Scenarios for Using Sonnet

  • Content creation (blogs, documentation)
  • Complex code generation
  • Tasks requiring reasoning and analysis
  • Scenarios with high quality requirements

Model Comparison Reference

ModelFeaturesSuitable Scenarios
HaikuFast, cheapSimple tasks
SonnetBalanced, default choiceComplex tasks
OpusHighest quality, most expensiveUltimate quality

Opus I almost never use, unless it’s a particularly important task with extremely high quality requirements. Sonnet is sufficient for daily work.

Money-Saving Mantra

Remember these points:

  • Use Haiku if possible instead of Sonnet
  • Limit tools instead of giving All tools
  • Streamline prompts instead of writing too long
  • Limit output instead of letting it freely elaborate

Final Words

Simply put, Subagent isn’t some black magic, it’s just splitting Claude’s capabilities on demand. A generalist becomes a team of specialists, each specialist only doing what they’re good at.
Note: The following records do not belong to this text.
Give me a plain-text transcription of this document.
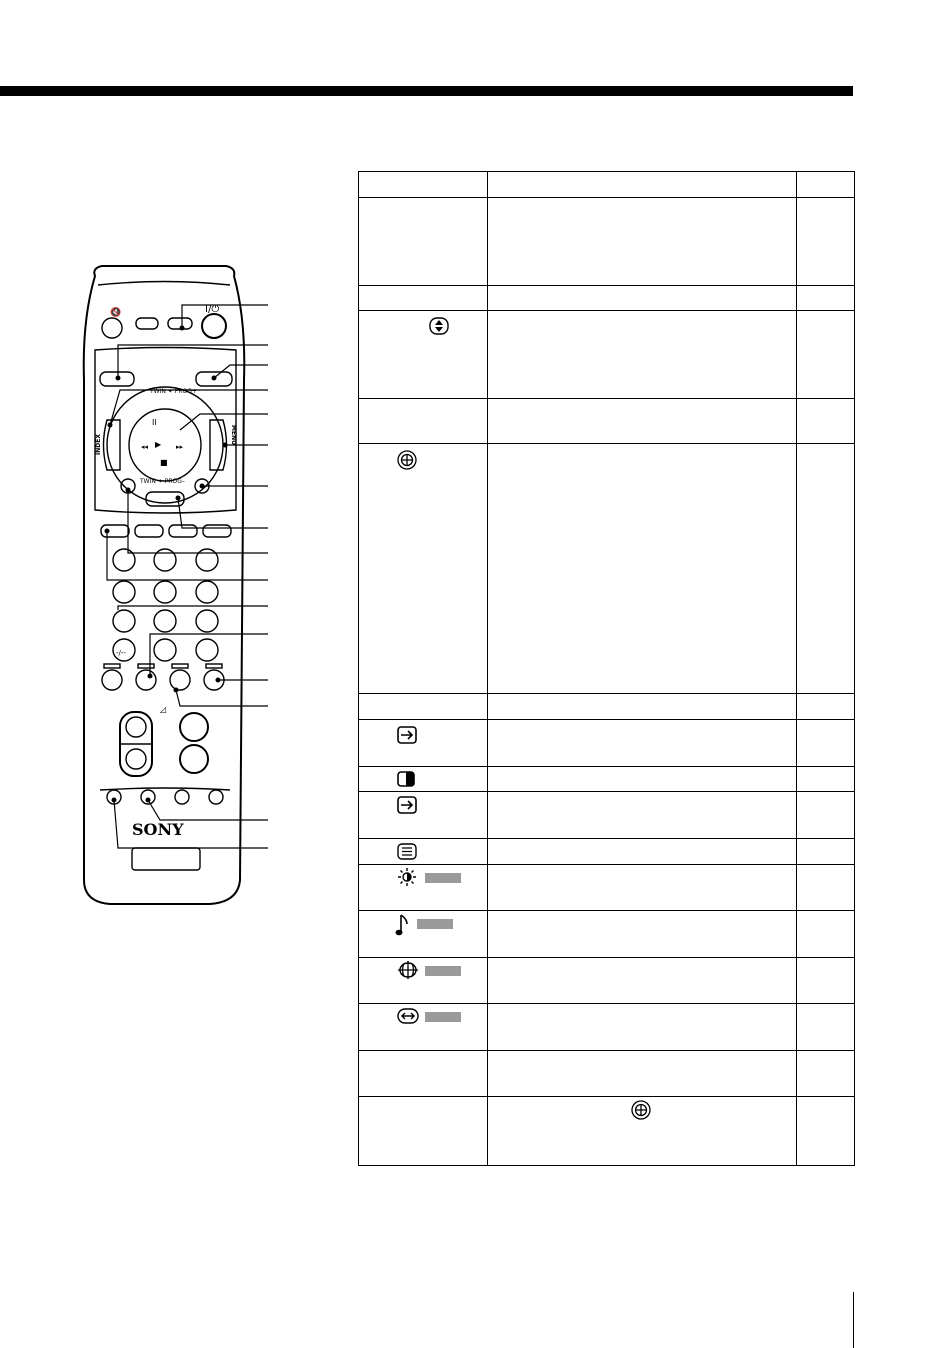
🔇	I/⏻
II
▶
■
◂◂	▸▸
-/--
◿
SONY
TWIN ✦ PROG+
TWIN ✦ PROG–
INDEX	MENU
If you’re still using the “one Claude for everything” approach, I really recommend trying Subagent. Spend half an hour writing a few configurations, can save countless “Claude went off-topic again” moments.

Core principles are just a few:

  1. One agent does one thing only
  2. Only give necessary tool permissions
  3. Simple tasks use Haiku
  4. Prompts must be specific and clear
  5. Multi-agent collaboration passes through documents

Don’t panic when encountering problems, most likely the configuration wasn’t written correctly. Referring to the 7 tips and 7 errors in this article, you can basically solve everything.

One last thing: Don’t pursue perfect configuration, start using it first, iterate gradually.

Wish you success in building your own AI team!